Professor Ghilarducci has won the backing of many labor and liberal groups with her proposal for “Guaranteed Retirement Accounts,” which would require that 2.5 percent of each worker’s pay be withheld to finance a new retirement plan on top of Social Security. (A $600 refundable tax credit would help soften the hit.)
She also calls for requiring employers to match that amount, a mandate that businesses would surely oppose. Such a system would be managed by the government and subsidized by it and would guarantee a 3 percent annual return. Ms. Ghilarducci said her plan would give Americans nearly 25 percent of their preretirement earnings. In other words, someone who retired after earning $75,000 a year might receive $19,000 a year in Social Security and another $18,000 annually from this new plan.
Ms. Munnell of the Boston College center also supports creating a new tier of retirement savings by requiring new deductions from employee paychecks. But unlike Professor Ghilarducci, she does not support a mandatory employer match and she would preserve the 401(k) system, creating a new system on top of Social Security and 401(k)’s.
“We need a new tier,” Ms. Munnell said. “Our retirement system isn’t big enough. Not enough people are in it, and many people aren’t saving enough. No matter how much you try to spruce up 401(k)’s, they’re never going to provide enough retirement income.”
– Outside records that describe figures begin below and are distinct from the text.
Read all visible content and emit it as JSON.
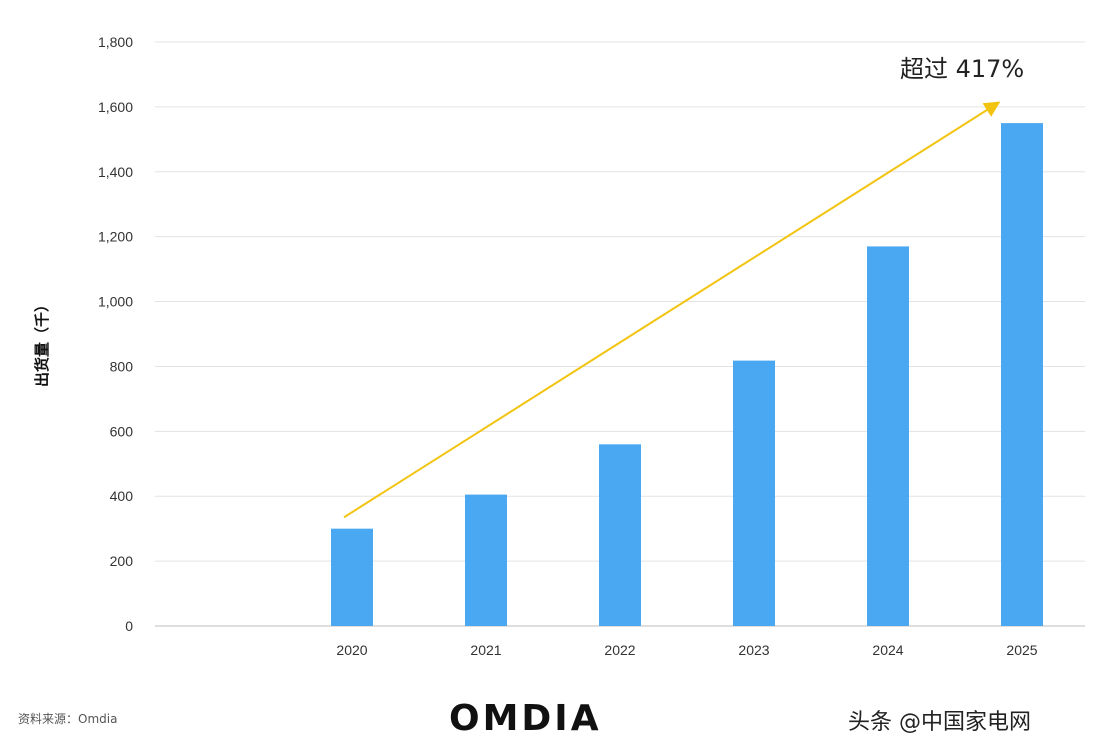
{
  "chart_data": {
    "type": "bar",
    "title": "",
    "xlabel": "",
    "ylabel": "出货量（千）",
    "categories": [
      "2020",
      "2021",
      "2022",
      "2023",
      "2024",
      "2025"
    ],
    "values": [
      300,
      405,
      560,
      818,
      1170,
      1550
    ],
    "ylim": [
      0,
      1800
    ],
    "yticks": [
      0,
      200,
      400,
      600,
      800,
      1000,
      1200,
      1400,
      1600,
      1800
    ],
    "ytick_labels": [
      "0",
      "200",
      "400",
      "600",
      "800",
      "1,000",
      "1,200",
      "1,400",
      "1,600",
      "1,800"
    ],
    "grid": true,
    "trend_arrow": {
      "from": {
        "category": "2020",
        "value": 335
      },
      "to": {
        "category": "2025",
        "value": 1610
      }
    },
    "annotation": "超过 417%"
  },
  "colors": {
    "bar": "#4aa8f2",
    "arrow": "#f2c40f",
    "grid": "#e3e3e3"
  },
  "footer": {
    "source": "资料来源：Omdia",
    "logo": "OMDIA",
    "watermark": "头条 @中国家电网"
  }
}
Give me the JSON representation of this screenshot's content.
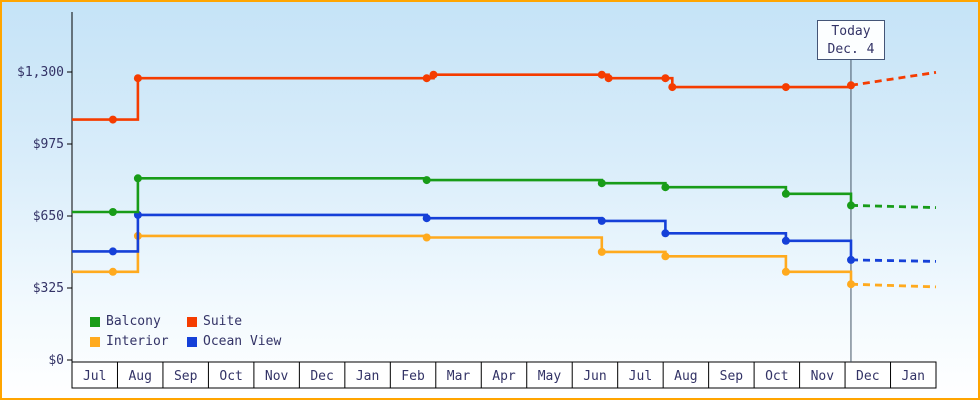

In July, Senator Tom Harkin, Democrat of Iowa, proposed a plan that would be financed by pretax funds from workers’ paychecks, although workers could opt out. Employers would have to contribute. Mr. Harkin noted that half of all Americans had less than $10,000 in retirement savings and that 75 million workers were without access to a workplace retirement plan. “We face a retirement crisis,” he said.
Mr. Wray of the 401(k) council said critics were too quick to condemn the 401(k) system and propose far-reaching changes. He said 401(k)’s had many underappreciated advantages. They generally allow people to pass on far more of their retirement money to their heirs than traditional pensions usually do. Another big advantage of 401(k)’s, Mr. Wray said, is that many corporations are embracing them over traditional pensions because pensions, unlike 401(k)’s, can cause companies to owe millions of dollars in unanticipated liabilities when the stock market falls.
“The great thing about 401(k)’s is the enormous flexibility,” Mr. Wray said. “They’re voluntary. You can structure a plan that works for you,” He acknowledged that many people nearing retirement age had not saved enough in their plans, but he said that was because many had saved for only 20 years, not for their entire career.
“If you consistently participate in these programs over 40 years, you’re home free,” he said.
When created in 1978, 401(k)’s were a way for highly paid executives to shield income from taxation. Later Congress adapted them so they could provide supplemental retirement income for millions of workers on top of Social Security and traditional pensions. It was not foreseen that 401(k)’s would evolve into the nation’s main employer-sponsored retirement system.
“This system just hasn’t produced the type of participation you’d like to see,” Ms. Munnell said. “I think this argument that these plans are new is getting old. They’re not new.”
David John, a pension expert at the conservative Heritage Foundation, dismisses the likelihood of enacting far-reaching changes like those supported by Senator Harkin and Ms. Ghilarducci. Partly because of industry opposition, he said, “starting something wholly new would be virtually impossible.”
Mr. John argued that it would be wise to keep the 401(k) system, imperfect as it is, and improve it. With some reservations, he praised the automatic enrollment features of the Pension Protection Act of 2006, which allows companies that offer plans to automatically enroll new employees,, typically at 3 percent of pay, although workers can opt out.
He also praised the law’s automatic escalation provisions, which enable companies to ratchet up employees’ contribution rate from 3 percent in an employee’s first few years unless workers opted out. He criticized Congress for essentially setting 3 percent of pay as a default investment level. “The 3 percent level is a huge mistake,” he said.
He wants Congress to raise the automatic enrollment’s default participation rate to 6 percent. That, he said, would hardly reduce enrollment and would create a larger nest egg for retirement.
The battle over whether the 401(k) system needs some fine-tuning or radical surgery is still gathering force. “A czar would be able to fix this easily,” Mr. Bogle said. “Whether politicians can fix this is something else again.”